12.) "There is no real Asia per se," Ellison said. "It's behavior by country." What he's seeing: pressure in China, weakness in Australia, stability in Korea and India.

13.) "Next week we will be announcing techology partnerships with the most largest and important SaaS companies and infrastructure companies in the cloud," Hurd said. "And they will be using and committing to our technology for years to come."

14.) Hurd's "startling series of announcements" will "reshape the cloud" and perception of it. He mentioned Salesforce, NetSuite and Microsoft.

15.) We are the second-largest SaaS provider in the cloud," Ellison reminded everyone. (Salesforce is number one.) "We are larger than SAP and Workday combined."

16.) Take human capital management software, for example. "We added more new Fusion HCM core customers last quarter than Workday added for HCM and ERP customers," Ellison said. "That's just Fusion. Not Taleo!"

17.) And in case you forgot: "Oracle database and Java—those are the two most important platforms on the face of the Earth," Ellison said, pausing, "For building applications."

18.) "We think our PaaS business is one of our huge competitive advantages," Ellison said, speaking about platform-as-a-service. There's Salesforce on one side and Amazon on the other, but neither's huge in PaaS. "When you buy a SaaS product, it doesn't mean you're not going to build other things in the cloud," he said.

19.) Marc Benioff has "done a good job," and that's all well and good, but his company's platform "is not based on industry standards," Ellison said. Oracle database and Java are the industry standards.

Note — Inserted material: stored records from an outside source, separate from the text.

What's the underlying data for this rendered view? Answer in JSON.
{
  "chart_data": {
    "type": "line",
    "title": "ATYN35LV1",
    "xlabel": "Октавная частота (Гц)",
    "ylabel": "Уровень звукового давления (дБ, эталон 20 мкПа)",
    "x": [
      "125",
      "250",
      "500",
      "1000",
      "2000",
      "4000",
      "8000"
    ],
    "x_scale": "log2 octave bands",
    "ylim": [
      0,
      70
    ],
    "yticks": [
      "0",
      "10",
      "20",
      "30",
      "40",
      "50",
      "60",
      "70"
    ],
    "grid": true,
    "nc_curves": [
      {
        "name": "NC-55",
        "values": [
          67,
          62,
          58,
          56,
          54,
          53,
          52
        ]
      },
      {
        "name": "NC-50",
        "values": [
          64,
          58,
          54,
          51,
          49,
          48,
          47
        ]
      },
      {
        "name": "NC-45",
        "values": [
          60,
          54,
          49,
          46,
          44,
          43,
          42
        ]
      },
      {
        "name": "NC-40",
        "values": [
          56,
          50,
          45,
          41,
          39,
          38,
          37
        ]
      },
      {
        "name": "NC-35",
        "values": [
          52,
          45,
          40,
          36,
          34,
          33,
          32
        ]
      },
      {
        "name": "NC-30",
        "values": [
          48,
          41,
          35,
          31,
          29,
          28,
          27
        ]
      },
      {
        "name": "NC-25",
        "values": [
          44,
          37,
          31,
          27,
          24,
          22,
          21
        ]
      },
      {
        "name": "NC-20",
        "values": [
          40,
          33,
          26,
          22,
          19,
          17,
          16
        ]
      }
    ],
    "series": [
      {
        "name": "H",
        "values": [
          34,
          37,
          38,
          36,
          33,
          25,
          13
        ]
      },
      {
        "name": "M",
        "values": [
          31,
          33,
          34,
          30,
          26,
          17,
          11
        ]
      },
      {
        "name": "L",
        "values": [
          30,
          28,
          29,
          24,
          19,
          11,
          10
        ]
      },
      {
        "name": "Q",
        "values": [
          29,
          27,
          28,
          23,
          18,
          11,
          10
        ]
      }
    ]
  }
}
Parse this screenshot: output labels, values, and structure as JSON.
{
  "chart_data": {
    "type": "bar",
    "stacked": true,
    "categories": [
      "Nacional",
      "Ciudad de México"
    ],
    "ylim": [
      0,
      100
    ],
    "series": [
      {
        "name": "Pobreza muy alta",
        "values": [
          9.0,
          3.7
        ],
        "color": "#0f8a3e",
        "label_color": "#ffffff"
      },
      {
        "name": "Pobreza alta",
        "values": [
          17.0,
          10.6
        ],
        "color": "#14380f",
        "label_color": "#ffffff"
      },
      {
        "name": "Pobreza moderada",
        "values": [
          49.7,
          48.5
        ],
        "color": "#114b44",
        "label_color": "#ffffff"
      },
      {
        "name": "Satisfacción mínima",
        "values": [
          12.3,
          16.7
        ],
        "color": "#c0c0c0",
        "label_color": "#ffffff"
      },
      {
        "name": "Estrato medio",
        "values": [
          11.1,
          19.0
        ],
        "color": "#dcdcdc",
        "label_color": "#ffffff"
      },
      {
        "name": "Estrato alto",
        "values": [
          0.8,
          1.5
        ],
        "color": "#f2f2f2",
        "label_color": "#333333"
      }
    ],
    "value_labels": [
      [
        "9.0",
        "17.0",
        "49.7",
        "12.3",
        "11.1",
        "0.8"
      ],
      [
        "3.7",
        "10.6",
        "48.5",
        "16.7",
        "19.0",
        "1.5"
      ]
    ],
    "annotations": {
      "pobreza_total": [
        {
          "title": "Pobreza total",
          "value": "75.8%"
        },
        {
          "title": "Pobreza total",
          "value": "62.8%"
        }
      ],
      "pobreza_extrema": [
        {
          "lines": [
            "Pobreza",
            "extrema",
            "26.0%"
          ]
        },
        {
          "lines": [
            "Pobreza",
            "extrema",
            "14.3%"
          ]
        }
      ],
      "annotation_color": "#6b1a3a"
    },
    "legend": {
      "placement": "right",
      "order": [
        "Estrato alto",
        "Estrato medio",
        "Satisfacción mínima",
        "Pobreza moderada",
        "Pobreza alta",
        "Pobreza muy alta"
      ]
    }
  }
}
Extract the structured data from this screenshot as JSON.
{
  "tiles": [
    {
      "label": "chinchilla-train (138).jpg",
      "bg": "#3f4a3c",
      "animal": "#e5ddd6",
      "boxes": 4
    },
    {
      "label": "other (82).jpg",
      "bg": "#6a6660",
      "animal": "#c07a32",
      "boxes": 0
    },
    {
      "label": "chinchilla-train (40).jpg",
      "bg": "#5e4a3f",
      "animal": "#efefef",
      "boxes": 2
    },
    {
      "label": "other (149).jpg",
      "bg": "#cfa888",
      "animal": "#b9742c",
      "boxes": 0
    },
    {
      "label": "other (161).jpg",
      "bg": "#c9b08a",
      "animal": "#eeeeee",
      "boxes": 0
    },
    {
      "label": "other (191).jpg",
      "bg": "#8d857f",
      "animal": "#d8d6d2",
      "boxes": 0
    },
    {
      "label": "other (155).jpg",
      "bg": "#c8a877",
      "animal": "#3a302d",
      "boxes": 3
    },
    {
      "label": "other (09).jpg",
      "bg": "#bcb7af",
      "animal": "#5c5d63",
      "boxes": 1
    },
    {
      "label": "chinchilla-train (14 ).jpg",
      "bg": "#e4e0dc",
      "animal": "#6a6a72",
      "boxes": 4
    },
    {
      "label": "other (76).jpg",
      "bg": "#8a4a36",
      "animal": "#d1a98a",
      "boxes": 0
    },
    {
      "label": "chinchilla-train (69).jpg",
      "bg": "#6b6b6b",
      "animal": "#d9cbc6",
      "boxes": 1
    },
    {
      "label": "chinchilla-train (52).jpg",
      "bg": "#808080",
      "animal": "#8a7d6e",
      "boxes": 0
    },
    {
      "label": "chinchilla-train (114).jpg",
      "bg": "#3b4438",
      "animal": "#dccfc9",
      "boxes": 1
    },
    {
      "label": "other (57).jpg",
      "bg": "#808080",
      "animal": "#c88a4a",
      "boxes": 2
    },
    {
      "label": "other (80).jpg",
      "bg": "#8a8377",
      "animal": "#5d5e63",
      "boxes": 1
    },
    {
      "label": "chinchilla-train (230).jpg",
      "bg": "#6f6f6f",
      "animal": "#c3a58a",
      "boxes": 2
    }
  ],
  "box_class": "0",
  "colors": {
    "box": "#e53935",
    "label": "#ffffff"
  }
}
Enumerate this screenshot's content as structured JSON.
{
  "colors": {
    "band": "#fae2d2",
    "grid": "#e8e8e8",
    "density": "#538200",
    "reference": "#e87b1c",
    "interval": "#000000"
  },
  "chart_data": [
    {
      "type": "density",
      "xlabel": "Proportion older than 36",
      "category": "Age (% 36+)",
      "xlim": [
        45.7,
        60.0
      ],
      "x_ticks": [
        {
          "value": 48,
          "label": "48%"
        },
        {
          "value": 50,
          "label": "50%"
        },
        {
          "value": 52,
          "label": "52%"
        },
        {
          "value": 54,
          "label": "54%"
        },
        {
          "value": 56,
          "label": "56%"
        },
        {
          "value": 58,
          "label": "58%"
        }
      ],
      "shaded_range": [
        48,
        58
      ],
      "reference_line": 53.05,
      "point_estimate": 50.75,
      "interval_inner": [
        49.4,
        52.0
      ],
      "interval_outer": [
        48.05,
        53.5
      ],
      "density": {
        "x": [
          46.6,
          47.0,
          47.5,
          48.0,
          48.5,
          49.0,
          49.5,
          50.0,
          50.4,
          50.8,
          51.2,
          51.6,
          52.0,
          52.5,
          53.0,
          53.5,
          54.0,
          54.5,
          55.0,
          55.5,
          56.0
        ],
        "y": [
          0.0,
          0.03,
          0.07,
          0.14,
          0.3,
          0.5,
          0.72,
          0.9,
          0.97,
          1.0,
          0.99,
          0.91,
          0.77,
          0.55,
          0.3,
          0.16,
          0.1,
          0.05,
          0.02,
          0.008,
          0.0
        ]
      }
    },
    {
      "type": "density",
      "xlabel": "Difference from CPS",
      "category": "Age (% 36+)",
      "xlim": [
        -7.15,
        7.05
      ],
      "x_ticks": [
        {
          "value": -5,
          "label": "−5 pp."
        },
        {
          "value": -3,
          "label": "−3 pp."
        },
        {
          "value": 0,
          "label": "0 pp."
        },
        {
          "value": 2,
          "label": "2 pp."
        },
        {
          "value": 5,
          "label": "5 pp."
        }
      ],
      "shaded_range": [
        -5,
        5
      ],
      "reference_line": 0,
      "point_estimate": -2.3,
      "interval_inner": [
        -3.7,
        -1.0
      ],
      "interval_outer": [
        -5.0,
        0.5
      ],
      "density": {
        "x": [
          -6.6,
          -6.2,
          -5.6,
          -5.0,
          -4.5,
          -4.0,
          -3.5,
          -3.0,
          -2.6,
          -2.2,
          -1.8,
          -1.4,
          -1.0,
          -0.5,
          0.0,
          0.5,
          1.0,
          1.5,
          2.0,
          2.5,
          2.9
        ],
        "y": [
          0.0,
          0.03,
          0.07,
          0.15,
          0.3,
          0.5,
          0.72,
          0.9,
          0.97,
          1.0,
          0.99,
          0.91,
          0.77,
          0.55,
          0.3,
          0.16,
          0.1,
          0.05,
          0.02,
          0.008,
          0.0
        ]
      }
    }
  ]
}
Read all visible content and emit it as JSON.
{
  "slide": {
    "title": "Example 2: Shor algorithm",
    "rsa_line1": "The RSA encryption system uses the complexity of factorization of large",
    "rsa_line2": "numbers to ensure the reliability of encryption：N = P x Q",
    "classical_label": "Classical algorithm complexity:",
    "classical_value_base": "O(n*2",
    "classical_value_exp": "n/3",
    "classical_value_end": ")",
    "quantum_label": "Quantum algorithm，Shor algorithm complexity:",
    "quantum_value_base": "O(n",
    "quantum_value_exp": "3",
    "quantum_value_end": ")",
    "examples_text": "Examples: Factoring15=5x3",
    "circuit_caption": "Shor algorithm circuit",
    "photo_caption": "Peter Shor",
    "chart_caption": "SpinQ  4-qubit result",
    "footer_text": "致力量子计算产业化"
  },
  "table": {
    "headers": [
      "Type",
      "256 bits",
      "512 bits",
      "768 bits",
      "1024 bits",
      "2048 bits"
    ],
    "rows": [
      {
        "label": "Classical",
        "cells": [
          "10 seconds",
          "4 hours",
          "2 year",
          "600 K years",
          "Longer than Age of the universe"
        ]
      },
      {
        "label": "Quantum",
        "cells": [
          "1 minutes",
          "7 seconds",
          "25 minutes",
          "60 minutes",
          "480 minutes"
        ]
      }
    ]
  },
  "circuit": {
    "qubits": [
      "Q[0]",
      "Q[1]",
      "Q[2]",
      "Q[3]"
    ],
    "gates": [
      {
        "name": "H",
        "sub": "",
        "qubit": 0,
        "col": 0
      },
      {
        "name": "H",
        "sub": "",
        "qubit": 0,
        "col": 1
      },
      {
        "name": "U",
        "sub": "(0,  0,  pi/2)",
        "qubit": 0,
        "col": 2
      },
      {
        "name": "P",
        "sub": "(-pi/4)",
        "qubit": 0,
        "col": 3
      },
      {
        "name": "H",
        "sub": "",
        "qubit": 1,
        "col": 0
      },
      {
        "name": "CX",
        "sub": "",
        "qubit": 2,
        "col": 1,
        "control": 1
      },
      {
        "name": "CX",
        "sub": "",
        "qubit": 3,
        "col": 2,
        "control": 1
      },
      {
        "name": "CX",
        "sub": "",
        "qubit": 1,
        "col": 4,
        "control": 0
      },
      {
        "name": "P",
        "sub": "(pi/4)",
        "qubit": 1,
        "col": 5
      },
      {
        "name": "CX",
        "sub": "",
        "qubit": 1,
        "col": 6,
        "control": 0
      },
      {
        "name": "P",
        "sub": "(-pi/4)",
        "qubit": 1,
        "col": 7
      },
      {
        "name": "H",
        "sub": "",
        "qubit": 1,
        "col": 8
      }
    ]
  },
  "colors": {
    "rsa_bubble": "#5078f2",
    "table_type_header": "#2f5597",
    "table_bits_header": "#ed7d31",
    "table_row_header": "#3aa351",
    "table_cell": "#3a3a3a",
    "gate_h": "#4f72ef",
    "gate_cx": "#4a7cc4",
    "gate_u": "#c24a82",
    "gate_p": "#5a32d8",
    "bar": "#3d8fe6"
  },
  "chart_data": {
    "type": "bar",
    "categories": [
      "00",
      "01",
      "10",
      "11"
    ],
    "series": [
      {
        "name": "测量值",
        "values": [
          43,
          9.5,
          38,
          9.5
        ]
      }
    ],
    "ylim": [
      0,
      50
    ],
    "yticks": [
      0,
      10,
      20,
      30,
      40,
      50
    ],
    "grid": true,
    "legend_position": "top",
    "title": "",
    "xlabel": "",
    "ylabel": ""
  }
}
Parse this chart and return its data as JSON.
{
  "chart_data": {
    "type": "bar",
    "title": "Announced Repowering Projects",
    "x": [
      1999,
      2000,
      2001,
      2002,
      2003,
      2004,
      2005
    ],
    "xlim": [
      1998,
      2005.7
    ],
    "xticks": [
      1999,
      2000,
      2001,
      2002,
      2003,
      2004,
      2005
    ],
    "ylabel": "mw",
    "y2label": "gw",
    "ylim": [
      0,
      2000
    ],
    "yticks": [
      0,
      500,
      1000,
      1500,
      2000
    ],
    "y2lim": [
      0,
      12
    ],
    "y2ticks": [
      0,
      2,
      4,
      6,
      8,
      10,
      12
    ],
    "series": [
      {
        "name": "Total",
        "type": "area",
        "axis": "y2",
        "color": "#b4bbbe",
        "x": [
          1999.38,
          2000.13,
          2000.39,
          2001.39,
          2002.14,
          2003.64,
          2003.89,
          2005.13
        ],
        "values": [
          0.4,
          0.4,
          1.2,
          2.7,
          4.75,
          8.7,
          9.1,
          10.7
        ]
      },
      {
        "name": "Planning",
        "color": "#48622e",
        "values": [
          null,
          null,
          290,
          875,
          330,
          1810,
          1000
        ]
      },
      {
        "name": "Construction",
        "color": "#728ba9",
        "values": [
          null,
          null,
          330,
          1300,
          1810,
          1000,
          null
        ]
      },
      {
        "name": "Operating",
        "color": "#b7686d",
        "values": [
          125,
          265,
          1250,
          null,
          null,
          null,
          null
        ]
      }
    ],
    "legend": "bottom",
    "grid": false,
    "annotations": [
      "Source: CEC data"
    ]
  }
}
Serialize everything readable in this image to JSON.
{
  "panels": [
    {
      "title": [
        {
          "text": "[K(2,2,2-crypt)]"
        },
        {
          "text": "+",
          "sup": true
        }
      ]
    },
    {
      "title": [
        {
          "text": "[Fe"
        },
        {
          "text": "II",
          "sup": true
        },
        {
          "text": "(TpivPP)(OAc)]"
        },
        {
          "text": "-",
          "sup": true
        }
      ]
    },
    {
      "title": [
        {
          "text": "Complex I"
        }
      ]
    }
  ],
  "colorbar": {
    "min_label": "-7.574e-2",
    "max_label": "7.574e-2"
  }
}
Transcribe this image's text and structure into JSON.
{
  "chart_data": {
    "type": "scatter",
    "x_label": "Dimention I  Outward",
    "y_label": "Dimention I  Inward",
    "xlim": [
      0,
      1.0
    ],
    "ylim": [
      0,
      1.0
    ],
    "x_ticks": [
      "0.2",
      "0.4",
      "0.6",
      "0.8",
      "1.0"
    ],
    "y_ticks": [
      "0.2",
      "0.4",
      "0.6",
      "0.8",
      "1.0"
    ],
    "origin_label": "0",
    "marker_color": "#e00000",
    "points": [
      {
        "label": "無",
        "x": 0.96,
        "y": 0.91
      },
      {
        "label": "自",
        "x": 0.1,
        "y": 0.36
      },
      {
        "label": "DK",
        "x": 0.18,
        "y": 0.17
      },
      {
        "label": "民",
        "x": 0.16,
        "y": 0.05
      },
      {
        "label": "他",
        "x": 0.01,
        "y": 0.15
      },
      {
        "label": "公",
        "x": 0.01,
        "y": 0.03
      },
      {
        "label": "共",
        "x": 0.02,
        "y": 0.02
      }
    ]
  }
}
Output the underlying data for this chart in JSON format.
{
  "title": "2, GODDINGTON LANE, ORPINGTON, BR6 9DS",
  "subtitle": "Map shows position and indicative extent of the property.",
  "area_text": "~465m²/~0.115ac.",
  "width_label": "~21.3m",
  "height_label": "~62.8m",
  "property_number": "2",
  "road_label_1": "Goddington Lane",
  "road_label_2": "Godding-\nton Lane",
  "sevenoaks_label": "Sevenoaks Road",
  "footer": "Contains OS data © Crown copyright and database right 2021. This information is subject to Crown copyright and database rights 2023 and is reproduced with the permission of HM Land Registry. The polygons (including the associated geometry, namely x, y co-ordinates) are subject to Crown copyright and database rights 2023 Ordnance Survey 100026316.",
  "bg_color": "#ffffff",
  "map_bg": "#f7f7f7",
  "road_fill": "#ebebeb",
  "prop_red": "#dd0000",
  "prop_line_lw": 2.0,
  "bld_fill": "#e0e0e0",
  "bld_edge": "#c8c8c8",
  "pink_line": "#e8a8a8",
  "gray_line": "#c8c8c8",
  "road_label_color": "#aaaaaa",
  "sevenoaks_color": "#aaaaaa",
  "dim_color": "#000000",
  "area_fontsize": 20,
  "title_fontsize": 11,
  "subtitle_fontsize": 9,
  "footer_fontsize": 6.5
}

20.) "We don't think any of the cloud players can compete with us at the platform layer," Ellison said.

21.) And in case you doubted Oracle on the cloud: "I'm very optimistic about our ability to compete in the cloud," Ellison said. "We're moving aggressively to sell not only our applications, but our database, and Java…we think the opportunity is gigantic and we're well-positioned." With the Oracle 12C database, that is.

22.) "When someone chooses an Oracle application in the cloud versus an Oracle application on-premise, we make more money over time," Ellison said. "We take that money differently, but…over a reasonable term, we benefit tremendously from a move to the cloud."

23.) "One of the reasons I think SAP can't compete with Oracle over the long term is because of [Oracle database] 12.1c," Ellison said. "We don't think anyone can touch it."

24.) "You think of Salesforce.com as a company with a strong foothold with companies that sell B2B," Ellison said. "We have an equally strong foothold with companies that sell B2C."

25.) "We just don't lose deals," Hurd said.